News Release
June 29, 2007

Probe by DEA and ICE Leads to Discovery of
Cross-Border Drug Tunnel in Nogales
Passageway Stretches Almost the Length of a Football Field

JUN 29 -- NOGALES, Ariz. – Agents from the Drug Enforcement Administration (DEA) and the U.S. Immigration and Customs Enforcement (ICE) executed a search warrant here late yesterday afternoon at a home used to conceal the U.S. entrance to a recently constructed tunnel that stretched nearly 100 yards underground to a residence across the border in Mexico.

Inside the tiny one-story home at 24 North Escalada Drive agents discovered the tunnel’s entrance in a utility room hidden beneath sheets of plywood weighted down with dirt-filled bags. The shaft of the narrow passage, reinforced in places with wood supports and sandbags, measured three feet by three feet at the Nogales entrance. The tunnel, which investigators believe had yet to be used, was equipped with lighting, but had no ventilation system.

When agents entered the Nogales home, it was empty and largely unfurnished.

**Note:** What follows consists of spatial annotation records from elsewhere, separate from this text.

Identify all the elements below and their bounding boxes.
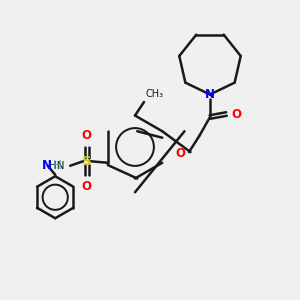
Text: N: N: [42, 159, 52, 172]
Text: O: O: [82, 181, 92, 194]
Text: O: O: [231, 107, 241, 121]
Text: S: S: [82, 155, 92, 168]
Text: O: O: [82, 129, 92, 142]
Text: CH₃: CH₃: [146, 89, 164, 99]
Text: O: O: [176, 147, 185, 160]
Text: HN: HN: [49, 161, 64, 171]
Text: N: N: [205, 88, 215, 101]
Text: H: H: [53, 159, 62, 172]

Scattered on the floor were picks, a jack-hammer, and other equipment likely used in the excavation. As ICE and DEA agents searched the Nogales home, officers from the Sonoran State Police made entry into the residence across the border in Nogales, Sonora, where they located the tunnel’s other entrance. At that location, Mexican authorities arrested five suspects.

ICE and DEA are coordinating the ongoing investigation into the tunnel, which has been under observation since April. The two agencies have received substantial assistance in the case from U.S. Customs and Border Protection Border Patrol.

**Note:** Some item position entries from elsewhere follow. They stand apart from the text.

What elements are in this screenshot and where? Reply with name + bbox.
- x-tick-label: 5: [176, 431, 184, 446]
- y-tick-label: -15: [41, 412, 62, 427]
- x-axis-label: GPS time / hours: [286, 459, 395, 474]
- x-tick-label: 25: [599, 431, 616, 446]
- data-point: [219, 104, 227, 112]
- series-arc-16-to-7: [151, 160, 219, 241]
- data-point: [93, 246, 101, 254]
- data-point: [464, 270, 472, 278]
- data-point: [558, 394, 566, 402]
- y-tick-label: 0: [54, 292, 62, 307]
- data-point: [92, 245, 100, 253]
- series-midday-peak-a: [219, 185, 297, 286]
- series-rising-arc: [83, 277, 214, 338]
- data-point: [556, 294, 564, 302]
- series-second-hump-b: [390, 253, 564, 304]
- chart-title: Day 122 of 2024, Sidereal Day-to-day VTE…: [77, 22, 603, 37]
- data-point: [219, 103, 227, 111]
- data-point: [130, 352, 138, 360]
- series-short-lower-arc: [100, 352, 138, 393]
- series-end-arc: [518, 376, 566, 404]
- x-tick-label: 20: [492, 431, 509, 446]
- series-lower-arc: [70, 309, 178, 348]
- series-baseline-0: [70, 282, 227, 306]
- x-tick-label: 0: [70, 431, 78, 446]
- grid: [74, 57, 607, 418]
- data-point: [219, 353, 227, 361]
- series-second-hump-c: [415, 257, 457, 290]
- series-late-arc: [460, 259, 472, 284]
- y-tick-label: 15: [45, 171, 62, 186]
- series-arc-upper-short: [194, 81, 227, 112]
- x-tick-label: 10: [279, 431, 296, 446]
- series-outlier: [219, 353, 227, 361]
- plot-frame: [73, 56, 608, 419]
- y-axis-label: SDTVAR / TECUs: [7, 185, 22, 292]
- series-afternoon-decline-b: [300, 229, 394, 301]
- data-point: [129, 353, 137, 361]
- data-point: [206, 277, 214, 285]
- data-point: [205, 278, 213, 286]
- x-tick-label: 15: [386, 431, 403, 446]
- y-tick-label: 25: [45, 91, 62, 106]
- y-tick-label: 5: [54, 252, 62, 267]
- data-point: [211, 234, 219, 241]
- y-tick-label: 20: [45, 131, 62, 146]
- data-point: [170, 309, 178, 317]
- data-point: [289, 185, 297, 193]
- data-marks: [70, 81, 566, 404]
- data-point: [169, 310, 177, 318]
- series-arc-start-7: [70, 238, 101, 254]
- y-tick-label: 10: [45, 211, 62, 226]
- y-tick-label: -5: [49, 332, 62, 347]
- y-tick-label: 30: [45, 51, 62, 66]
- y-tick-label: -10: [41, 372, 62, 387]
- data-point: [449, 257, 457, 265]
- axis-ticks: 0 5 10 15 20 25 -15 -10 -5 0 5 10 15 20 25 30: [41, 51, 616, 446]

“Yesterday’s discovery is yet another reminder how desperate these criminal organizations are and the extent they will go to further their drug operations and endanger the security of our citizens,” said Douglas Hebert, acting special in charge of the DEA’s Phoenix Field Division. “The DEA continues to work with its counterparts nationally and internationally to target and dismantle drug trafficking organizations, as well as to block their smuggling routes into this country.”

“Quick action by law enforcement ensured that this tunnel wouldn’t be used,” said Alonzo Peña, special agent in charge of the ICE office of investigations in Arizona. “If passages like these go undetected, they pose a potential threat to our nation’s security. ICE is committed to working with its law enforcement partners to dismantle these tunnels and the criminal organizations behind them.”

ICE has temporarily blocked the U.S. entrance to the tunnel. It will be permanently filled in by U.S. Customs and Border Protection once the investigation is completed.

The Nogales passageway is one of the most extensive smuggling tunnels uncovered along the southwestern border since the discovery of a massive tunnel south of San Diego in January 2006. Since 9/11, federal authorities have discovered more than 40 cross-border tunnels along the U.S.-Mexico border in California and Arizona.